In target today: I am distracted looking for my size in a dress to wear to a wedding. The women's clothing department is next to the underwear dept. I hear a stranger giggle which is never good. I look over and there is Sofia with a pair of big ol' white grannie panties on her head, and she's sporting a matching bra across her little bitty shoulders. Wearing the bra correctly might I add, hooked in the back and everything. Wonderful.

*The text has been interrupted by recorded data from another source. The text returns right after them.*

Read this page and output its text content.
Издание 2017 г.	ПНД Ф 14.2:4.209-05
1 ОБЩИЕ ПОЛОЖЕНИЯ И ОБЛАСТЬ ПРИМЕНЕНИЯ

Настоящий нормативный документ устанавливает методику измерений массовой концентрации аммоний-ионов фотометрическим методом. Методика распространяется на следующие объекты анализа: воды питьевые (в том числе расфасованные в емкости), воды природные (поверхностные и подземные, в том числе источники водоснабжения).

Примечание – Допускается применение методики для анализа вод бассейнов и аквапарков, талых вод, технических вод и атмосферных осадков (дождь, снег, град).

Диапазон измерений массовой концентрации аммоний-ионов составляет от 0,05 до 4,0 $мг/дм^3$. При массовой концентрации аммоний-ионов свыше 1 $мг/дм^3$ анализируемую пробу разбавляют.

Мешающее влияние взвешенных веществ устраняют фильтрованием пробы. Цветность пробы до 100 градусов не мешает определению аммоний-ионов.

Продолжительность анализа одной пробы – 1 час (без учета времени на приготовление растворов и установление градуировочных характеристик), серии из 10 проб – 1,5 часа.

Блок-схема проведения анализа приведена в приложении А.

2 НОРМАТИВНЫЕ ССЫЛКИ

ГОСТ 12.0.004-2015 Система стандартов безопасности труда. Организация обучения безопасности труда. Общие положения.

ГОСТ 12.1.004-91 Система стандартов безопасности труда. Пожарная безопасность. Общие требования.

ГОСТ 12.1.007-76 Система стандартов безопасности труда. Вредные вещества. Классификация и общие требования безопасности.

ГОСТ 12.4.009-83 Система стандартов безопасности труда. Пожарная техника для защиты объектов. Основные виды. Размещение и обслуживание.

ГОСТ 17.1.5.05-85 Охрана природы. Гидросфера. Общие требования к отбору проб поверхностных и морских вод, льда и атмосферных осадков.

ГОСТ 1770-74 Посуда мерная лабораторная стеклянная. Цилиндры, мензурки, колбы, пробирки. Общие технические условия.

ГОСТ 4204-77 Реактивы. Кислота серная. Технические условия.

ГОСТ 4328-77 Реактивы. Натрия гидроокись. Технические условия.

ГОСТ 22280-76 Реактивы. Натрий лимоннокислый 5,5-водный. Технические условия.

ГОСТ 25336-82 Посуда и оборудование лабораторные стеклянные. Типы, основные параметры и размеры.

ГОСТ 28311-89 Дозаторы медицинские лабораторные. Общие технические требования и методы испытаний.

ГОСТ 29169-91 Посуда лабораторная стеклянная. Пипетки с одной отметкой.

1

I just love her to pieces.

deep thoughts by Caden


Last night driving home Caden busted out with the spiritual questions. This is when I am very thankful that my husband has a minor in Bible and I have a major in BS ... no haha just joking. Well about the major in BS line. Bible is not something you BS about. Especially when it's Cado. My monster man has such a desire to learn all things and to understand them on a deep level. Quick answers will not suffice. He asked, "Why hasn't anyone ever seen God?", "What does God look like?", "What is free will?", "Why does Satan hate God?", "Why did God give us the choice to sin or not?", "Why doesn't the Bible tell us more about Cain and Abel?", "Before God created everything, what was there?", "How do I hear God?". Then, after much honest discussion, he decides to state an obviously male slanted perspective on everything. He says, "Well, I think it's all Eve's fault and Adam shouldn't have been blamed because Eve convinced him to disobey." We got a big chuckle out of that one. Isn't it funny that blame doesn't have to be taught? Often our answers came back to us trying to explain what we believed as theory and what we knew as fact. Caden summed up his thoughts and said, " Momma, it just takes a bunch of FAITH!" My heart smiled and I asked him what faith meant to him and he replied, "well, it's kinda like airplanes. I know that they need super powerful engines and wings but I really don't know how they work, I just know they fly. That's how God is." I love that at 6 years old, a soul can work out it's salvation. I love that questions do not always have a black and white answer and that I can trust the Holy Spirit to clarify my children's many shades of gray. I love that I have been given the opportunity to encourage my very own personal person, entrusted to foster the development of a soul. There is a simplicity in their world that I am envious of. There is daily a quite lesson IN them for us, bigger than the trying of our patience and will. It's captured only in brief moments. I hope their moments I don't miss. My children's relationship with my Lord is amazing to watch unfold. I am a waste no time, shred the paper, rip right into my gifts kind of girl, but this...THIS is a present that is so sweet, I pray it takes my whole life to open.